Allow me, however, a semi-serious article dedicated to the Arna, which has caused so much discussion, rekindling a debate that, I like to think, continues from that distant 1983.

Let's see what I've learned... Arna stands for Alfa Romeo Nissan Autoveicoli, and so far the game is easy.

I learned that the mechanics are Alfa Romeo, but the stamped plates are Nissan's and that, as Jeremy Clarkson says, the idea of putting together Japanese style and Italian quality was not to be discarded, but that if they had done it the other way around, the aesthetic result would have benefited. And yet there's something that still doesn't add up.

I don't recall the long queue of comments received in the social networks where, between defenders and detractors, Arna has always been the centre of attention.
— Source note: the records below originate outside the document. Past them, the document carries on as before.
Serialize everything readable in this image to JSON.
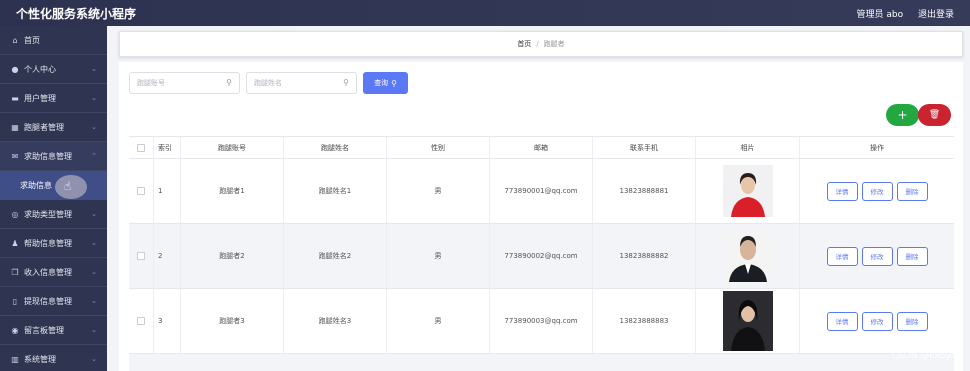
{
  "app_title": "个性化服务系统小程序",
  "header": {
    "admin_label": "管理员 abo",
    "logout_label": "退出登录"
  },
  "sidebar": {
    "items": [
      {
        "label": "首页",
        "icon": "home-icon"
      },
      {
        "label": "个人中心",
        "icon": "user-icon"
      },
      {
        "label": "用户管理",
        "icon": "folder-icon"
      },
      {
        "label": "跑腿者管理",
        "icon": "grid-icon"
      },
      {
        "label": "求助信息管理",
        "icon": "mail-icon"
      },
      {
        "label": "求助类型管理",
        "icon": "compass-icon"
      },
      {
        "label": "帮助信息管理",
        "icon": "person-icon"
      },
      {
        "label": "收入信息管理",
        "icon": "copy-icon"
      },
      {
        "label": "提现信息管理",
        "icon": "phone-icon"
      },
      {
        "label": "留言板管理",
        "icon": "location-icon"
      },
      {
        "label": "系统管理",
        "icon": "chart-icon"
      }
    ],
    "submenu_label": "求助信息"
  },
  "breadcrumb": {
    "home": "首页",
    "sep": "/",
    "current": "跑腿者"
  },
  "search": {
    "account_placeholder": "跑腿账号",
    "name_placeholder": "跑腿姓名",
    "button_label": "查询"
  },
  "actions": {
    "add_icon": "plus-icon",
    "delete_icon": "trash-icon"
  },
  "table": {
    "columns": [
      "",
      "索引",
      "跑腿账号",
      "跑腿姓名",
      "性别",
      "邮箱",
      "联系手机",
      "相片",
      "操作"
    ],
    "rows": [
      {
        "index": "1",
        "account": "跑腿者1",
        "name": "跑腿姓名1",
        "gender": "男",
        "email": "773890001@qq.com",
        "phone": "13823888881"
      },
      {
        "index": "2",
        "account": "跑腿者2",
        "name": "跑腿姓名2",
        "gender": "男",
        "email": "773890002@qq.com",
        "phone": "13823888882"
      },
      {
        "index": "3",
        "account": "跑腿者3",
        "name": "跑腿姓名3",
        "gender": "男",
        "email": "773890003@qq.com",
        "phone": "13823888883"
      }
    ],
    "op_labels": {
      "detail": "详情",
      "edit": "修改",
      "delete": "删除"
    }
  },
  "watermark": "CSDN @kxbysj",
  "colors": {
    "primary": "#5b78f5",
    "add": "#23a841",
    "delete": "#c9242f",
    "sidebar": "#2f3451"
  }
}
I don't get back those beloved 80s that now seem a golden interlude between two periods of strong economic crisis. Between an I like Chopin and a True Italian, with a Karma Chameleon that resounded from our car radios (maybe mounted on the Arna with some handmade connections), Italy licked the wounds of the fierce economic crisis of the 70s and for a moment dreamed of redemption.

"Not everyone had your money, and those who bought Alpha South and Arna should be respected, and not mocked for buying what their wallet allowed."

When I go down to the Museum and caress the Gobbone with my eyes and say that it was a car for a few, and in a few steps I find myself in the 70s of the Alfa Sud giardinetta, in the history of Pomigliano d'Arco, the strikes, the "work in the south", at that moment I feel that maybe I too would have liked to have the dream of redemption. Maybe I too would have succumbed to that "and you are immediately alfista", reassured by the miles guaranteed by that Alfa engine that, after all, well hidden and poorly decorated, was still a Boxer!

And then Andrea Vecchi is right, you know the competitors of the time?

Andrea Vecchi, President of Alfa Club Milano, passionate Alfa Romeo expert.